The surface chemistry of synthetic amorphous silicas is important for their performance (e.g. in elastomers, paints or cosmetics) as well as for understanding their bio-interactions. Here, the effect of synthesis conditions on the silica surface hydroxylation is investigated. Furthermore, a correlation between silanol content/type and in vitro cytolytic activity of flame-made silicas is sought by measuring the induced membrane damage in human blood monocytes. By controlling the flame synthesis variables, silica nanoparticles with the same specific surface area but distinct surface chemistry are prepared and characterized by Raman and infrared spectroscopy, thermogravimetric analysis, and titration with lithium alanate. The surface silanol content of silicas made in relatively short and “cold” flames is rather high (up to ~8 OH/nm2) and is reduced down to ~4 OH/nm2 for silicas made in long and “hot” flames. The latter is closer to that of commercial fumed silica. Moreover, “cold-flame” silicas exhibit higher proportion of hydrogen-bonded vs. isolated silanols and more physisorbed water than “hot-flame” ones of similar average primary particle diameter.

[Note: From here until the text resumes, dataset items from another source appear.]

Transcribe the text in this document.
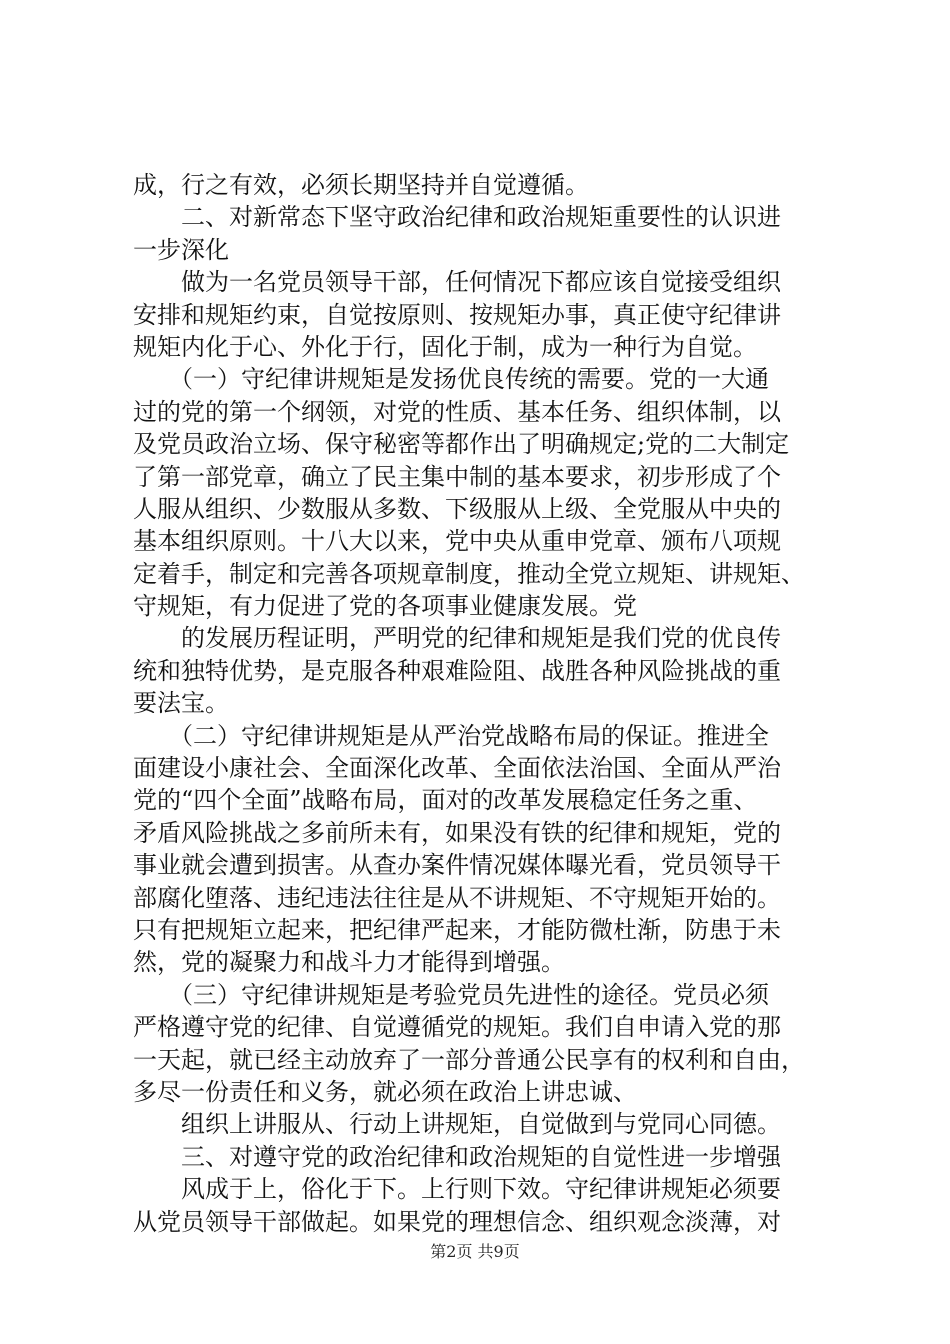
成，行之有效，必须长期坚持并自觉遵循。
　　二、对新常态下坚守政治纪律和政治规矩重要性的认识进
一步深化
　　做为一名党员领导干部，任何情况下都应该自觉接受组织
安排和规矩约束，自觉按原则、按规矩办事，真正使守纪律讲
规矩内化于心、外化于行，固化于制，成为一种行为自觉。
　　（一）守纪律讲规矩是发扬优良传统的需要。党的一大通
过的党的第一个纲领，对党的性质、基本任务、组织体制，以
及党员政治立场、保守秘密等都作出了明确规定;党的二大制定
了第一部党章，确立了民主集中制的基本要求，初步形成了个
人服从组织、少数服从多数、下级服从上级、全党服从中央的
基本组织原则。十八大以来，党中央从重申党章、颁布八项规
定着手，制定和完善各项规章制度，推动全党立规矩、讲规矩、
守规矩，有力促进了党的各项事业健康发展。党
　　的发展历程证明，严明党的纪律和规矩是我们党的优良传
统和独特优势，是克服各种艰难险阻、战胜各种风险挑战的重
要法宝。
　　（二）守纪律讲规矩是从严治党战略布局的保证。推进全
面建设小康社会、全面深化改革、全面依法治国、全面从严治
党的“四个全面”战略布局，面对的改革发展稳定任务之重、
矛盾风险挑战之多前所未有，如果没有铁的纪律和规矩，党的
事业就会遭到损害。从查办案件情况媒体曝光看，党员领导干
部腐化堕落、违纪违法往往是从不讲规矩、不守规矩开始的。
只有把规矩立起来，把纪律严起来，才能防微杜渐，防患于未
然，党的凝聚力和战斗力才能得到增强。
　　（三）守纪律讲规矩是考验党员先进性的途径。党员必须
严格遵守党的纪律、自觉遵循党的规矩。我们自申请入党的那
一天起，就已经主动放弃了一部分普通公民享有的权利和自由，
多尽一份责任和义务，就必须在政治上讲忠诚、
　　组织上讲服从、行动上讲规矩，自觉做到与党同心同德。
　　三、对遵守党的政治纪律和政治规矩的自觉性进一步增强
　　风成于上，俗化于下。上行则下效。守纪律讲规矩必须要
从党员领导干部做起。如果党的理想信念、组织观念淡薄，对
第2页 共9页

Interestingly, the above surface chemistry differences translate to lower cytolytic activity for “cold-” than “hot-flame” silicas in human monocytes. Most notably, total silanol contents of up to ~17 OH/nm2 are calculated by thermogravimetric analysis for “cold-flame” silicas, indicating their high internal silanol content. The latter provides new insight into the potential formation mechanism of silica particles in rapidly-quenched “cold” flames.